À ses côtés, l'octuor vocal, bien qu'efficace, n'est pas toujours homogène. En dehors des échanges solistes, bondissants et pleins de vitalité, et d'un relief littéralement organique (entendre instrumental dans la facture et la variété des attaques), les ensembles sont soigneusement équilibrés. On y remarque avant tout les basses Matteo Bellotto et Sergio Foresti qui offrent un socle robuste à toute l'exécution, le timbre du dernier cité s'avérant somptueusement coloré, doté d'une émission ferme et d'une projection parfaite qui rendent très présente cette voix attachante – quel relief dans Juravit Dominus du Psaume 109 ! Amené avec grande élégance, le Psaume 110, d'un caractère moins virevoltant, laisse dominer le texte qui se révèle essentiel : c’est l’imparable contre-démonstration à ceux qui continuent de penser qu'il aurait fallu attendre la musique de la Réforme pour que les compositeurs s'attachassent au sens des mots.
De manière inattendue, l'acoustique prête son concours à Rinaldo Alessandrini pour mettre à jour la relative modernité harmonique du Psaume 111, ses dissonances et audaces ici soulignées par un magnifique geste musical, plus méditatif.

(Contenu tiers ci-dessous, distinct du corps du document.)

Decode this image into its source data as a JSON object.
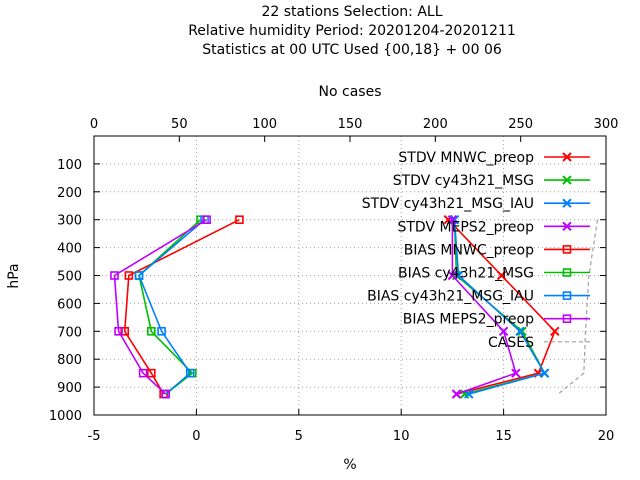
{
  "chart_data": {
    "type": "line",
    "title_lines": [
      "22 stations Selection: ALL",
      "Relative humidity  Period: 20201204-20201211",
      "Statistics at 00 UTC  Used {00,18} + 00 06"
    ],
    "xlabel": "%",
    "x2label": "No cases",
    "ylabel": "hPa",
    "xlim": [
      -5,
      20
    ],
    "x2lim": [
      0,
      300
    ],
    "ylim": [
      1000,
      0
    ],
    "y_reversed": true,
    "x_ticks": [
      -5,
      0,
      5,
      10,
      15,
      20
    ],
    "x2_ticks": [
      0,
      50,
      100,
      150,
      200,
      250,
      300
    ],
    "y_ticks": [
      100,
      200,
      300,
      400,
      500,
      600,
      700,
      800,
      900,
      1000
    ],
    "grid": true,
    "legend_position": "top-right",
    "levels": [
      300,
      500,
      700,
      850,
      925
    ],
    "series": [
      {
        "name": "STDV MNWC_preop",
        "color": "#ff0000",
        "marker": "x",
        "values": [
          12.3,
          14.9,
          17.5,
          16.7,
          12.7
        ]
      },
      {
        "name": "STDV cy43h21_MSG",
        "color": "#00c000",
        "marker": "x",
        "values": [
          12.6,
          12.7,
          15.9,
          17.0,
          13.1
        ]
      },
      {
        "name": "STDV cy43h21_MSG_IAU",
        "color": "#0080ff",
        "marker": "x",
        "values": [
          12.6,
          12.8,
          15.8,
          17.0,
          13.3
        ]
      },
      {
        "name": "STDV MEPS2_preop",
        "color": "#c000ff",
        "marker": "x",
        "values": [
          12.5,
          12.5,
          15.0,
          15.6,
          12.7
        ]
      },
      {
        "name": "BIAS MNWC_preop",
        "color": "#ff0000",
        "marker": "square",
        "values": [
          2.1,
          -3.3,
          -3.5,
          -2.2,
          -1.6
        ]
      },
      {
        "name": "BIAS cy43h21_MSG",
        "color": "#00c000",
        "marker": "square",
        "values": [
          0.2,
          -2.8,
          -2.2,
          -0.2,
          -1.5
        ]
      },
      {
        "name": "BIAS cy43h21_MSG_IAU",
        "color": "#0080ff",
        "marker": "square",
        "values": [
          0.4,
          -2.8,
          -1.7,
          -0.3,
          -1.5
        ]
      },
      {
        "name": "BIAS MEPS2_preop",
        "color": "#c000ff",
        "marker": "square",
        "values": [
          0.5,
          -4.0,
          -3.8,
          -2.6,
          -1.5
        ]
      }
    ],
    "cases": {
      "name": "CASES",
      "color": "#a0a0a0",
      "dash": "dashed",
      "levels": [
        300,
        500,
        700,
        850,
        925
      ],
      "values": [
        295,
        290,
        288,
        287,
        272
      ]
    }
  }
}
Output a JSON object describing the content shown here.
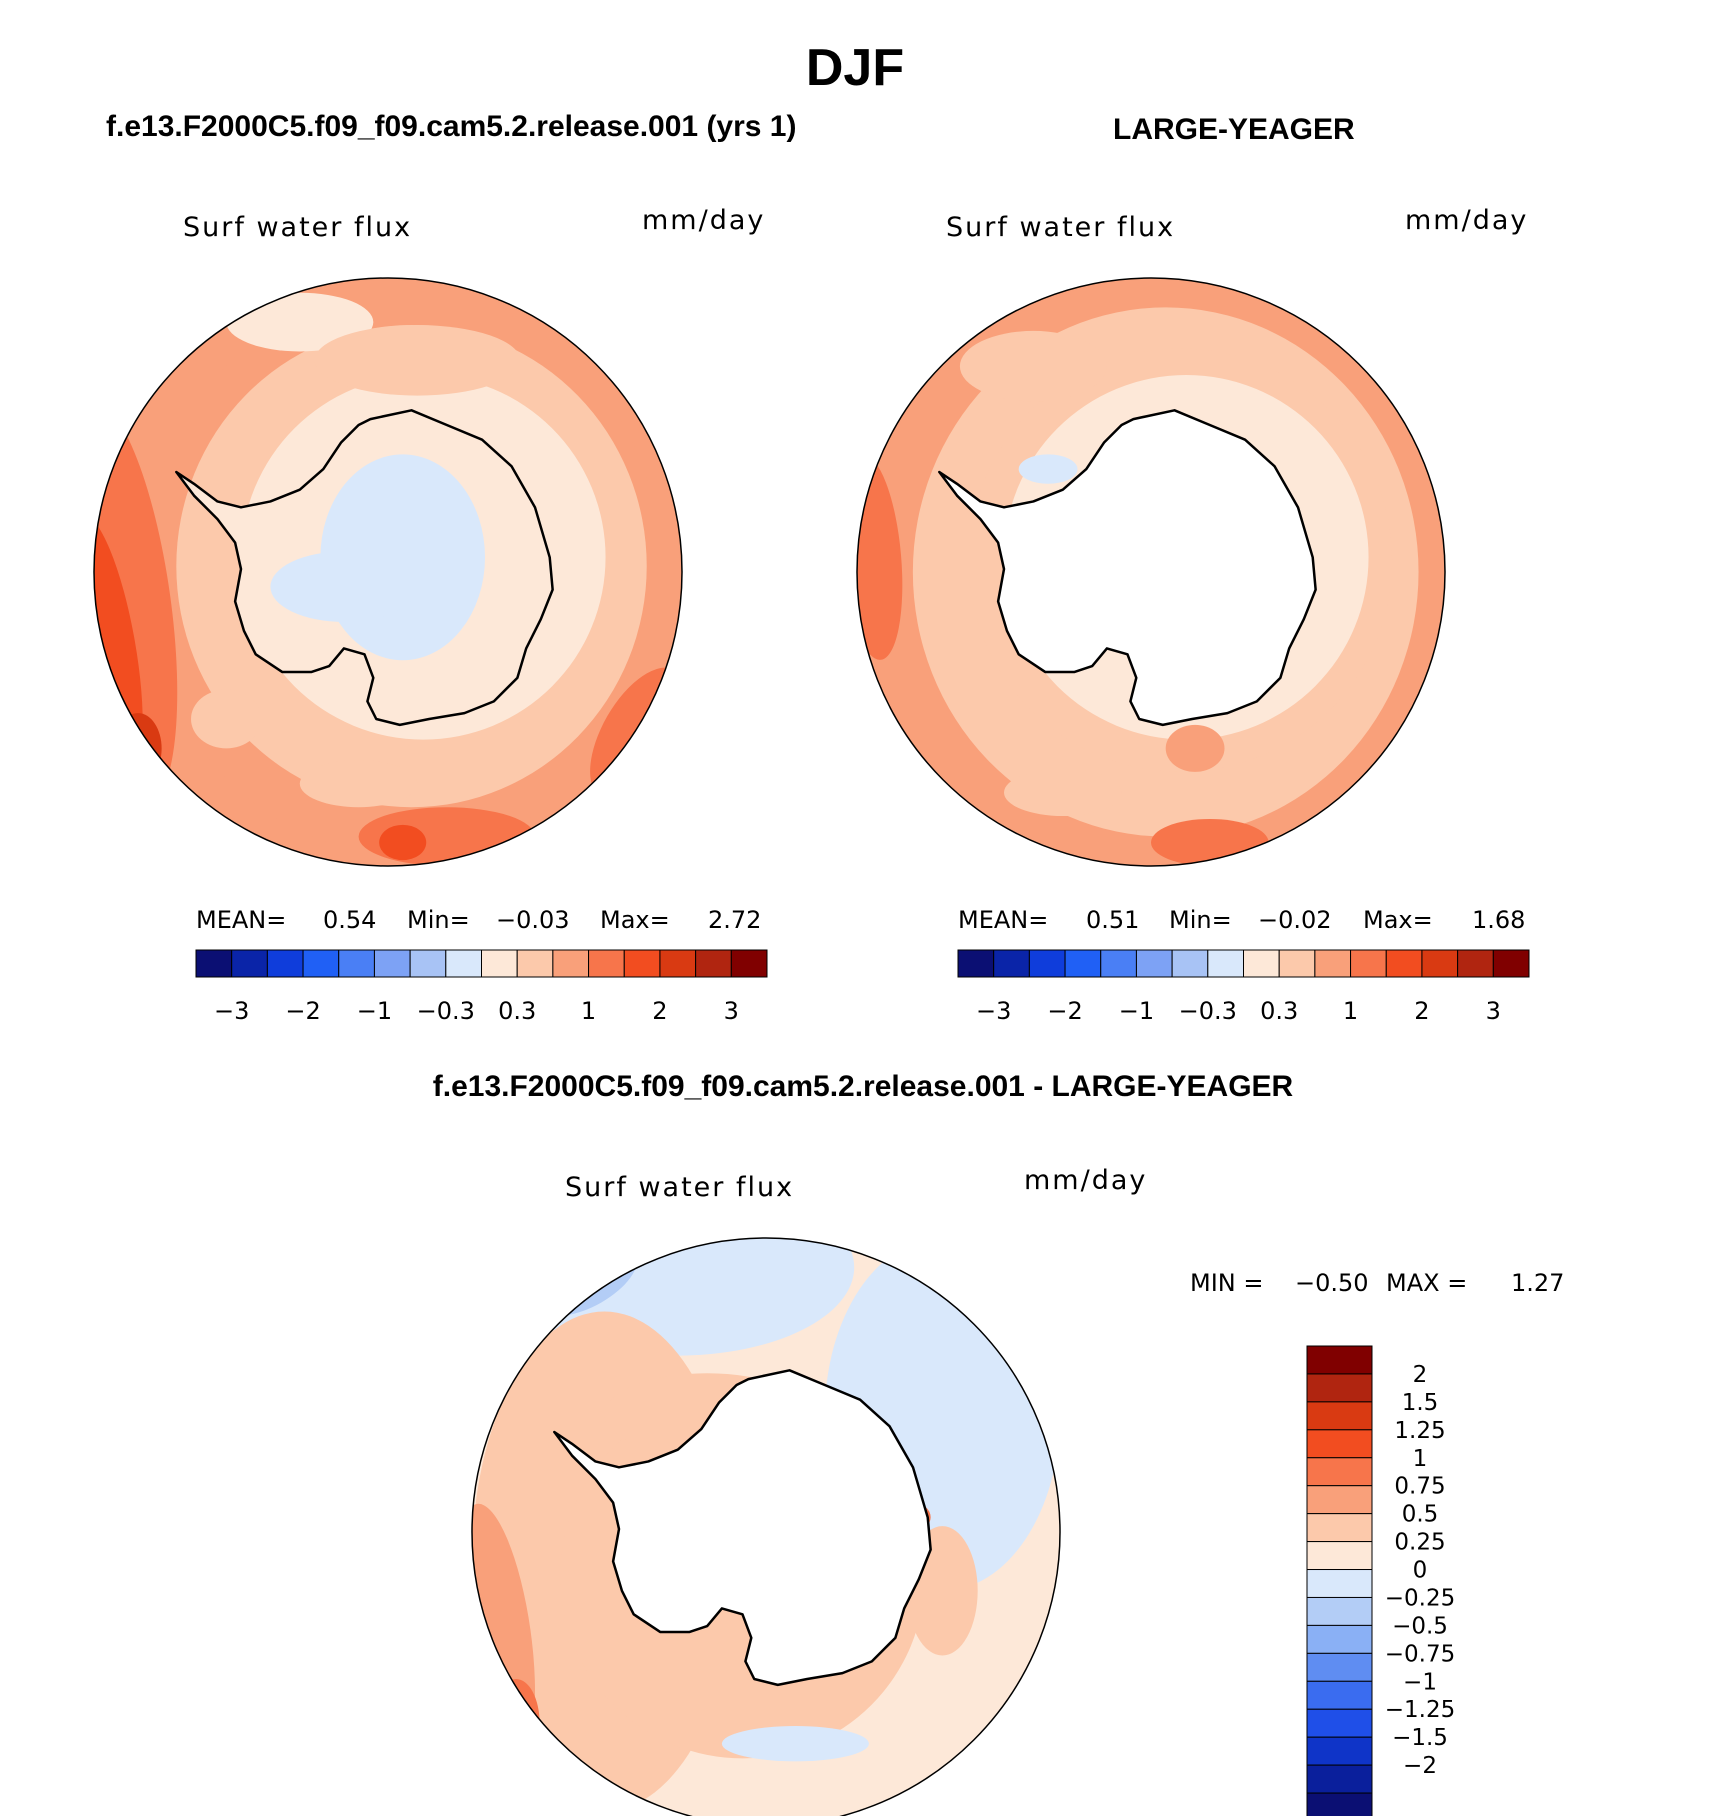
{
  "figure_title": "DJF",
  "panels": [
    {
      "title": "f.e13.F2000C5.f09_f09.cam5.2.release.001 (yrs 1)",
      "variable_label": "Surf water flux",
      "units": "mm/day",
      "mean_label": "MEAN=",
      "mean": "0.54",
      "min_label": "Min=",
      "min": "−0.03",
      "max_label": "Max=",
      "max": "2.72"
    },
    {
      "title": "LARGE-YEAGER",
      "variable_label": "Surf water flux",
      "units": "mm/day",
      "mean_label": "MEAN=",
      "mean": "0.51",
      "min_label": "Min=",
      "min": "−0.02",
      "max_label": "Max=",
      "max": "1.68"
    },
    {
      "title": "f.e13.F2000C5.f09_f09.cam5.2.release.001 - LARGE-YEAGER",
      "variable_label": "Surf water flux",
      "units": "mm/day",
      "min_label": "MIN =",
      "min": "−0.50",
      "max_label": "MAX =",
      "max": "1.27"
    }
  ],
  "chart_data": [
    {
      "type": "heatmap",
      "projection": "south polar stereographic",
      "title": "f.e13.F2000C5.f09_f09.cam5.2.release.001 (yrs 1)",
      "variable": "Surf water flux",
      "units": "mm/day",
      "mean": 0.54,
      "min": -0.03,
      "max": 2.72,
      "colorbar": {
        "colors": [
          "#0b0f73",
          "#0a24a8",
          "#0f3ddb",
          "#2060f5",
          "#4a7ff5",
          "#7da2f5",
          "#a8c3f5",
          "#d9e8fb",
          "#fde8d8",
          "#fcc9ab",
          "#f9a07a",
          "#f7754b",
          "#f24d20",
          "#d93a12",
          "#b02510",
          "#800000"
        ],
        "tick_labels": [
          "−3",
          "−2",
          "−1",
          "−0.3",
          "0.3",
          "1",
          "2",
          "3"
        ]
      }
    },
    {
      "type": "heatmap",
      "projection": "south polar stereographic",
      "title": "LARGE-YEAGER",
      "variable": "Surf water flux",
      "units": "mm/day",
      "mean": 0.51,
      "min": -0.02,
      "max": 1.68,
      "colorbar": {
        "colors": [
          "#0b0f73",
          "#0a24a8",
          "#0f3ddb",
          "#2060f5",
          "#4a7ff5",
          "#7da2f5",
          "#a8c3f5",
          "#d9e8fb",
          "#fde8d8",
          "#fcc9ab",
          "#f9a07a",
          "#f7754b",
          "#f24d20",
          "#d93a12",
          "#b02510",
          "#800000"
        ],
        "tick_labels": [
          "−3",
          "−2",
          "−1",
          "−0.3",
          "0.3",
          "1",
          "2",
          "3"
        ]
      }
    },
    {
      "type": "heatmap",
      "projection": "south polar stereographic",
      "title": "f.e13.F2000C5.f09_f09.cam5.2.release.001 - LARGE-YEAGER",
      "variable": "Surf water flux",
      "units": "mm/day",
      "min": -0.5,
      "max": 1.27,
      "colorbar": {
        "orientation": "vertical",
        "colors": [
          "#800000",
          "#b02510",
          "#d93a12",
          "#f24d20",
          "#f7754b",
          "#f9a07a",
          "#fcc9ab",
          "#fde8d8",
          "#d9e8fb",
          "#b3cdf6",
          "#8ab0f5",
          "#5f8df2",
          "#3a6cf0",
          "#1f4fe8",
          "#0f34c8",
          "#0a1f9c",
          "#0b0f73"
        ],
        "tick_labels": [
          "2",
          "1.5",
          "1.25",
          "1",
          "0.75",
          "0.5",
          "0.25",
          "0",
          "−0.25",
          "−0.5",
          "−0.75",
          "−1",
          "−1.25",
          "−1.5",
          "−2"
        ]
      }
    }
  ]
}
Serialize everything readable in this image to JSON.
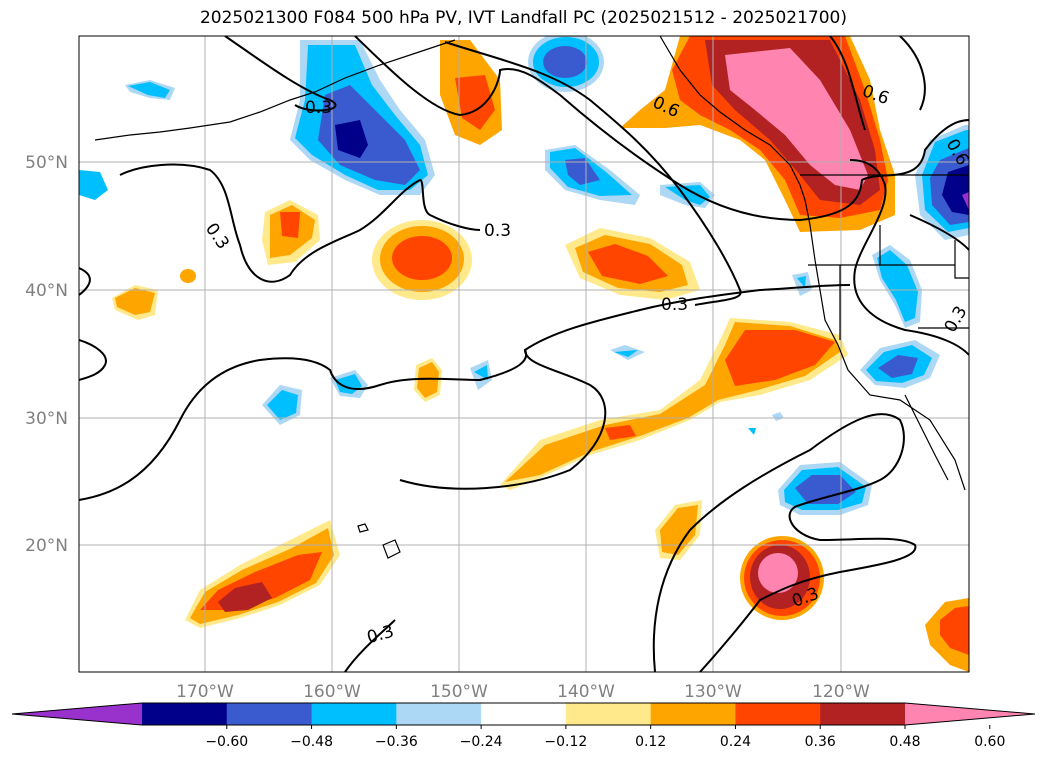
{
  "title": "2025021300 F084 500 hPa PV, IVT Landfall PC (2025021512 - 2025021700)",
  "lat_labels": [
    "50°N",
    "40°N",
    "30°N",
    "20°N"
  ],
  "lon_labels": [
    "170°W",
    "160°W",
    "150°W",
    "140°W",
    "130°W",
    "120°W"
  ],
  "contour_labels": [
    "0.3",
    "0.3",
    "0.3",
    "0.3",
    "0.6",
    "0.6",
    "0.6",
    "0.3",
    "0.3",
    "0.3"
  ],
  "colorbar": {
    "ticks": [
      "−0.60",
      "−0.48",
      "−0.36",
      "−0.24",
      "−0.12",
      "0.12",
      "0.24",
      "0.36",
      "0.48",
      "0.60"
    ],
    "colors": [
      "#9932cc",
      "#00008b",
      "#3a5bcf",
      "#00bfff",
      "#add8f5",
      "#ffffff",
      "#ffe98a",
      "#ffa500",
      "#ff4500",
      "#b22222",
      "#ff85b0"
    ]
  }
}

On regrette cependant la maladresse de Vincenzo Di Donato dans la vocalise du véloce Gloria. La richesse et la variété du Psaume 112 résident dans l'instrumentation et dans l'opposition entre des séquences rythmées et des passages plus inertes, tandis que dans le 116, Laudate et Quoniam se croisent de plus en plus, jusqu'à devenir des termes génériques scandés à l'antique.
Moins gracieux, Alessandrini accuse théâtralement les frottements harmoniques d’Exultet orbis gaudiis sans atteindre un résultat notable ; en revanche, ses cordes élèvent les voix vers une sphère plus sereine. La succession de caractères du Magnificat est joliment mise en valeur, Sergio Foresti prenant une nouvelle fois le devant de la scène en menant posément son chant, jusqu'au Semper, et in sæcula qu'il rend diablement intelligible. Saluons également la prestation du ténor Luca Dordolo qui, bien que mal à son aise dans les vocalises de Monteverdi, est idéal dans les antiphones grégoriens.